The company has benefited from higher oil prices and is profitable for the year. CEO Jim Teague is so bullish that he bought 44,600 units of the Houston-based master limited partnership in the past two months. That’s over $1 million in insider buying.
However, investors face two concerns with Enterprise. First is the impact of the new 25% tariffs on imported steel. An estimated 77% of the steel used in pipelines comes from overseas.
Second, the Federal Energy Regulatory Commission recently closed a long-standing tax loophole that allowed MLPs to claim an income tax allowance when reporting oil & gas pipeline costs.
Overall, Enterprise Products is now profitable for the year. At this price, the annual distribution yield is a generous 6.6%, and Enterprise Products Partners is famous for increasing its payout every quarter. This is a great opportunity for income seekers.
I search out the highest yield stocks I can find where my research shows that the dividends should be secure. I look for stability and consistency of revenue streams, access to capital to pay for growth projects and cash flow coverage of the dividend. Enterprise Products Partners is a high-yield income idea for conservative investors.
The company provides essential crude oil, natural gas, natural gas liquids pipelines and services. The company also provides petrochemical and refined products services. These are essential services, without which the U.S. energy sector could not function.

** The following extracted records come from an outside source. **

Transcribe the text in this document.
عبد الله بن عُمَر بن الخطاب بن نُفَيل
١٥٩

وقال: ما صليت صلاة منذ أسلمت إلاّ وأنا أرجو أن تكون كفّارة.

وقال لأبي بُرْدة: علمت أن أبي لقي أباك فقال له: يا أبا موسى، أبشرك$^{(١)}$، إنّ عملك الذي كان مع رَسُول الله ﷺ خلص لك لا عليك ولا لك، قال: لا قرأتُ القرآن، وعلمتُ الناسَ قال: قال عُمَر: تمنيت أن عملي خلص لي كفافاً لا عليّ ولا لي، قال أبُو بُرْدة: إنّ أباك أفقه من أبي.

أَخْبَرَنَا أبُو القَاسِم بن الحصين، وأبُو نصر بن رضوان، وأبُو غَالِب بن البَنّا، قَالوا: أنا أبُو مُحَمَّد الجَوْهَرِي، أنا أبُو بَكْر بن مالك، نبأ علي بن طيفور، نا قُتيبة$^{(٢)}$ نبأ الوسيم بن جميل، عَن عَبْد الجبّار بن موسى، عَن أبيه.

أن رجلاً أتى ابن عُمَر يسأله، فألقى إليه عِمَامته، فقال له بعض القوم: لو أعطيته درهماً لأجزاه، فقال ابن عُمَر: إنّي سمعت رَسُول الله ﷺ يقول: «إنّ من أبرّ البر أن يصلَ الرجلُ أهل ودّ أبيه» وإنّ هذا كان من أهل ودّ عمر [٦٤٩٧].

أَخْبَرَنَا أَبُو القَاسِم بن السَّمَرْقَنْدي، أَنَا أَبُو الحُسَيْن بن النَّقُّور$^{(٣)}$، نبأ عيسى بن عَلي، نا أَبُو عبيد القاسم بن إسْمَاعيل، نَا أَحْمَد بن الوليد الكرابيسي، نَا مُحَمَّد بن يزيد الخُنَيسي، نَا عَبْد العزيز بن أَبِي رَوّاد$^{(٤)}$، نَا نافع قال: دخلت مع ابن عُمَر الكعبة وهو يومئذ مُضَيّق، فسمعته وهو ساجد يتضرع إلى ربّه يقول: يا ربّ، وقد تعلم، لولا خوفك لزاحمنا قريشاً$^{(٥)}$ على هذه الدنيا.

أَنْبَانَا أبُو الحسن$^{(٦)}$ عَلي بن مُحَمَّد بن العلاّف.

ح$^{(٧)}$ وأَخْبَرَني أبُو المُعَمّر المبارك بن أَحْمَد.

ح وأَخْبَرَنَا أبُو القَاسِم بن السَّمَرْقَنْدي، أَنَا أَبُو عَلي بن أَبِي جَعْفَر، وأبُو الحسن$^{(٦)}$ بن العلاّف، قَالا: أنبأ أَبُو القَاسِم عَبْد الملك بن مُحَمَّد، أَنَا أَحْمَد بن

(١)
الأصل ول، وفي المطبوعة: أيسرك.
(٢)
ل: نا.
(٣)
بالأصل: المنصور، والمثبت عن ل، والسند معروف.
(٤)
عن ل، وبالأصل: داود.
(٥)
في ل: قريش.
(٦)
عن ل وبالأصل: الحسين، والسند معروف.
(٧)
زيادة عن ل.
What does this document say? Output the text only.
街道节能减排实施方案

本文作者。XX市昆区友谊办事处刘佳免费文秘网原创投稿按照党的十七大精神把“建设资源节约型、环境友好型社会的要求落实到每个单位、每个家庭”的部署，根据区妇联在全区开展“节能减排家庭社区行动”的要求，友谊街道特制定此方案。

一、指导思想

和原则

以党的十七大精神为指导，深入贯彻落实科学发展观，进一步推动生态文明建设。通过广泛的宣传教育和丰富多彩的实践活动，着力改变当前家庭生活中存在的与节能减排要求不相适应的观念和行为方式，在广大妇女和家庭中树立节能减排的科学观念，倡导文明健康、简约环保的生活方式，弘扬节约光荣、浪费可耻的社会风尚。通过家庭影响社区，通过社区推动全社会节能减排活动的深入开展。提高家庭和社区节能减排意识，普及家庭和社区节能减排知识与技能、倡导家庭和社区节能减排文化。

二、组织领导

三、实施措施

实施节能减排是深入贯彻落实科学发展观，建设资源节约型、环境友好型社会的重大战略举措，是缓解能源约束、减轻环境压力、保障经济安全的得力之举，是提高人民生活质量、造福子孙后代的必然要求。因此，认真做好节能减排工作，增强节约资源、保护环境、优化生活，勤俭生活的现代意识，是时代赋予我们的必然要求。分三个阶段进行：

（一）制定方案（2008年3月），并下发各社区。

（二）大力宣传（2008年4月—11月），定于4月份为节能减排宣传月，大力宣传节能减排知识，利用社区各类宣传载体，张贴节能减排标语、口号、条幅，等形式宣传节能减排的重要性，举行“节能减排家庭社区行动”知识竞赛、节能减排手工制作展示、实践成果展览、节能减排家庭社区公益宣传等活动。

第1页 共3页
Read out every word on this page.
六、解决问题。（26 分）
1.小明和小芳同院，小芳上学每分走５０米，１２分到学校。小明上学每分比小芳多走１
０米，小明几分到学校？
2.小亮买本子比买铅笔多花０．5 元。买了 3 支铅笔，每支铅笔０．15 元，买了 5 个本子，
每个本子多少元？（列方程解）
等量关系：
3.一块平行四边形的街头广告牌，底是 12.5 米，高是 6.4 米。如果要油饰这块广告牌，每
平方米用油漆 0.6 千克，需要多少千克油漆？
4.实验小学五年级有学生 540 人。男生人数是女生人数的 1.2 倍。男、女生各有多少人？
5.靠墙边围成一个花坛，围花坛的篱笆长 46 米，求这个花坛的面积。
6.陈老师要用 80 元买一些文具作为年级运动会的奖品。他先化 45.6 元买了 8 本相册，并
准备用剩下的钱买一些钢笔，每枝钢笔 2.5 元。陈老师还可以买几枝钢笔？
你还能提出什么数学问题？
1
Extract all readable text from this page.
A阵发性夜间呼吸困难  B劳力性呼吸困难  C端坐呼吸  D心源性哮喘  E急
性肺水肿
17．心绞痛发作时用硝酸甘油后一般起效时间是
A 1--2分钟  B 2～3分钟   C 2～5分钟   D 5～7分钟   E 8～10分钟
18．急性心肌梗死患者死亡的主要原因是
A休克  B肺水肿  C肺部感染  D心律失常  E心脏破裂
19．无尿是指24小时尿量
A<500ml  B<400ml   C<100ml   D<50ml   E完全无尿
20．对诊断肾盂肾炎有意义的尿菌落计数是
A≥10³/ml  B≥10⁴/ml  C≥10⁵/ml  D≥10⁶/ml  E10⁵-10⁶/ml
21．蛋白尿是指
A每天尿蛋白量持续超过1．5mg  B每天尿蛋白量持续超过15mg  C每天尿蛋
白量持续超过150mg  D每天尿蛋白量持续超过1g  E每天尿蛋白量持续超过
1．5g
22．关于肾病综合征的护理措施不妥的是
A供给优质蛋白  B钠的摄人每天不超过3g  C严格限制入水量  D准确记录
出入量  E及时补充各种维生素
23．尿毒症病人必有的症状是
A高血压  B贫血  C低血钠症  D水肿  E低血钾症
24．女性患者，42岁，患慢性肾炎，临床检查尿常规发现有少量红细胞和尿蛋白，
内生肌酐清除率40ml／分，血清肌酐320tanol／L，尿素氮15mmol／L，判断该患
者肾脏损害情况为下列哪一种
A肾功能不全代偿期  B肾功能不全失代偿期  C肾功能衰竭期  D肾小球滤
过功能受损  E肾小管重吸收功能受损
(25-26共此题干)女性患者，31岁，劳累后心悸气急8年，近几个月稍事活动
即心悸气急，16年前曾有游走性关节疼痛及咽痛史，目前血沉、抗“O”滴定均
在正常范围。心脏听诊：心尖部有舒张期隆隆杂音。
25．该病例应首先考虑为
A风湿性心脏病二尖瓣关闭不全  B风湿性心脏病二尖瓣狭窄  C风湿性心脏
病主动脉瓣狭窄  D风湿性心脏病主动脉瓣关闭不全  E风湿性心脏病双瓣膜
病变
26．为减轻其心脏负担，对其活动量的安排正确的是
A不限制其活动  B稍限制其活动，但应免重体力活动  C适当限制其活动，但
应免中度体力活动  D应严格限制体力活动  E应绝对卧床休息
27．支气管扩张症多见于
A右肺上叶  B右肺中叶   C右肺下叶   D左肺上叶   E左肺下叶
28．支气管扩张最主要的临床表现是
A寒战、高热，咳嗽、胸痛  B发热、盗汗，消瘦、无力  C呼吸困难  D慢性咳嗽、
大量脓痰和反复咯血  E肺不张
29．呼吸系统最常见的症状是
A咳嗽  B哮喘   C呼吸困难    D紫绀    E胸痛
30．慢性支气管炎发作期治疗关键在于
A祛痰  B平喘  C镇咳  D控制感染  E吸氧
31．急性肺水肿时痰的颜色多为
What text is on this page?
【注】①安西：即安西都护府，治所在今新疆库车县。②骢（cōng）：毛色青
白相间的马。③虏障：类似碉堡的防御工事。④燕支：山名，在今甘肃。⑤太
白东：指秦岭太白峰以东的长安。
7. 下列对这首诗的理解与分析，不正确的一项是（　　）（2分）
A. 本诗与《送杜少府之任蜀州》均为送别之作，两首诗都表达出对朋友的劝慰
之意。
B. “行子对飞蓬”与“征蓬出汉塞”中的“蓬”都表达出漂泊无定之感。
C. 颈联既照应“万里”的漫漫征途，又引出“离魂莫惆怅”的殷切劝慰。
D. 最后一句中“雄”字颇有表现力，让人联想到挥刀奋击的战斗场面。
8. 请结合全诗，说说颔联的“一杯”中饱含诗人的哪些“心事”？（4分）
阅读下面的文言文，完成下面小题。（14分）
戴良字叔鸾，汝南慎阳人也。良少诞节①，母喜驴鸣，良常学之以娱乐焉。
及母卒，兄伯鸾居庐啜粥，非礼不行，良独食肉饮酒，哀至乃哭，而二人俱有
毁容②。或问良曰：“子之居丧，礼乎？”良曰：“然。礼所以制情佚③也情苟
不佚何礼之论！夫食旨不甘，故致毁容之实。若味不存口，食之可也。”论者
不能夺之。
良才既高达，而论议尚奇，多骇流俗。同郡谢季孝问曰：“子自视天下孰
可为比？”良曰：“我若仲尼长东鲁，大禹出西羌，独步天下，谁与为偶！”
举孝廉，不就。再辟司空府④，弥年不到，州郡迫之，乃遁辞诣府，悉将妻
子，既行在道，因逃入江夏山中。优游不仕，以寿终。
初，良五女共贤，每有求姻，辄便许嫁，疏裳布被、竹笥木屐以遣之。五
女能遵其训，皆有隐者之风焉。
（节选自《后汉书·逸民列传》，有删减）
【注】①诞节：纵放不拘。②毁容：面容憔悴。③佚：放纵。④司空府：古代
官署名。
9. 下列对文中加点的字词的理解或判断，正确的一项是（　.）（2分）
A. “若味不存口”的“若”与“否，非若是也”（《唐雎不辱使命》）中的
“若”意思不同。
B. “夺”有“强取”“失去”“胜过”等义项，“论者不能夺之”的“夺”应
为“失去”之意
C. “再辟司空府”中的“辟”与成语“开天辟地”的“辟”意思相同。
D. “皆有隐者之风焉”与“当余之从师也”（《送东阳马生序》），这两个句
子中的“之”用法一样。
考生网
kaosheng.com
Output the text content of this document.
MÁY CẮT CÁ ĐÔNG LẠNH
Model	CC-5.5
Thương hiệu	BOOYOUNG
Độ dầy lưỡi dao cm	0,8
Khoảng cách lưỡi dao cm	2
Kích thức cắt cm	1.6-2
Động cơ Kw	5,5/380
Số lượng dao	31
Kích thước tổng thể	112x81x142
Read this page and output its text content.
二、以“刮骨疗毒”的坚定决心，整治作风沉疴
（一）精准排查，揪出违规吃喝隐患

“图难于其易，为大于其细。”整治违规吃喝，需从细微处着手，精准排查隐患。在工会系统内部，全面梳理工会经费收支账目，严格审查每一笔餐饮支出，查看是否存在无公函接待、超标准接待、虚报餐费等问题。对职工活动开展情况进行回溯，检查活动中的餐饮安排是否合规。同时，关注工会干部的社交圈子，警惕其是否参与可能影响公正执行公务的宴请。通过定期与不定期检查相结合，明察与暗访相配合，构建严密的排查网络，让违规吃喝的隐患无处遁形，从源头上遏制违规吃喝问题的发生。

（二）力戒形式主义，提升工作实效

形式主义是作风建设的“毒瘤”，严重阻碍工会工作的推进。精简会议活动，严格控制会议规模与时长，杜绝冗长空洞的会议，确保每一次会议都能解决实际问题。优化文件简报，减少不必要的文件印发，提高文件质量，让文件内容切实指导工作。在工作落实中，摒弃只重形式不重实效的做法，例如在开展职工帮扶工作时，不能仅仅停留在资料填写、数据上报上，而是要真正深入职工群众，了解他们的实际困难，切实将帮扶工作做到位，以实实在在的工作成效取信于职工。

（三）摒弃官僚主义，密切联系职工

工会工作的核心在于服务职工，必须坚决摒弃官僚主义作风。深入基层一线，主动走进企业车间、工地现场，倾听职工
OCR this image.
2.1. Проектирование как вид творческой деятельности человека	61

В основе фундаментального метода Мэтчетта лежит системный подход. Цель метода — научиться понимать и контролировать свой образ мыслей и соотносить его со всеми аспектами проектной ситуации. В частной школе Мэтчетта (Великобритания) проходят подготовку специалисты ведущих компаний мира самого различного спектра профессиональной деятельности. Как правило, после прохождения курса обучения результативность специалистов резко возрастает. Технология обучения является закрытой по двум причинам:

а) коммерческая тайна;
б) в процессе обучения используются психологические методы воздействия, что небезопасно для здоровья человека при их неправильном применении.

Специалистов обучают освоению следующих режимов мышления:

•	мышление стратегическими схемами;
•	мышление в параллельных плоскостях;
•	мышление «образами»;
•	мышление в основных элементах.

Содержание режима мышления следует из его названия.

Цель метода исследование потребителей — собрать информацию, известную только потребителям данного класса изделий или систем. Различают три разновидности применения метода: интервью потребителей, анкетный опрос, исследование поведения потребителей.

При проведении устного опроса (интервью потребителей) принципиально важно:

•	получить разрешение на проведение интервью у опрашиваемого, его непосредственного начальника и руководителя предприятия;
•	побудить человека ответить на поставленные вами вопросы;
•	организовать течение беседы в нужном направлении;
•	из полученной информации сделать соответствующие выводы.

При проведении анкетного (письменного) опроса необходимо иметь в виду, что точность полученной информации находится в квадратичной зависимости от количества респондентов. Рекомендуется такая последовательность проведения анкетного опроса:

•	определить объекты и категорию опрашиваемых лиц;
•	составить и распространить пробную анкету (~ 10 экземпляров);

One sign of Enterprise Products’ financial strength is that the company has increased the distribution paid to investors for 55 consecutive quarters. Unlike most MLPs, Enterprise Products Partners retains a significant portion of free cash flow to reinvest in new projects.
For 2019 the company projects that 50% of capital spending will be covered by internally generated cash. The company is also investment grade and you can expect distributions to grow by a compounding 2.5% to 3% per year.
In late April, Enterprise Products Partners reported financial results for the first quarter of fiscal 2018. The partnership’s performance was very strong. Revenue grew by 27% and distributable cash flow increased by 23% in the quarter to a record $1.4 billion.
More importantly, Enterprise Products Partners reported a distribution coverage ratio of 1.5x in the quarter — one of the highest distribution coverage ratios we’ve ever seen from a master limited partnership. Because of its strong performance, Enterprise Products Partners noted that it does not expect to issue equity for the remainder of 2018 (other than its distribution reinvestment plan and employee unit purchase plan).
Despite the partnership’s remarkable performance, Enterprise Products Partners’ unit price remained essentially unchanged following the announcement. Prior to that, Enterprise Products Partners increased its quarterly distribution payment. The new quarterly payout of $0.4275 per common unit represents a 3.0% increase over the prior year’s period. Remarkably, Enterprise Products Partners has increased its distribution for 55 consecutive quarters.
The most important growth catalysts for Enterprise Products Partners are new projects. The partnership retained $867 million of distributable cash flow in 2017 and $458 million of distributable cash flow in the first quarter of 2018 alone. Enterprise Products Partners appears to have plenty of opportunities to deploy this internally generated cash.
We believe Enterprise Products Partners is the safest MLP in our broader investment universe. The partnership has an investment-grade BBB+ rating from Standard & Poor’s and a Baa1 rating from Moody’s. In addition, Enterprise Products Partners has a reputation for being exceptionally well managed. This year’s ranking marked the second consecutive year in which the partnership won the unanimous vote for the Institutional Investor All-America Executive Team for the MLP sector.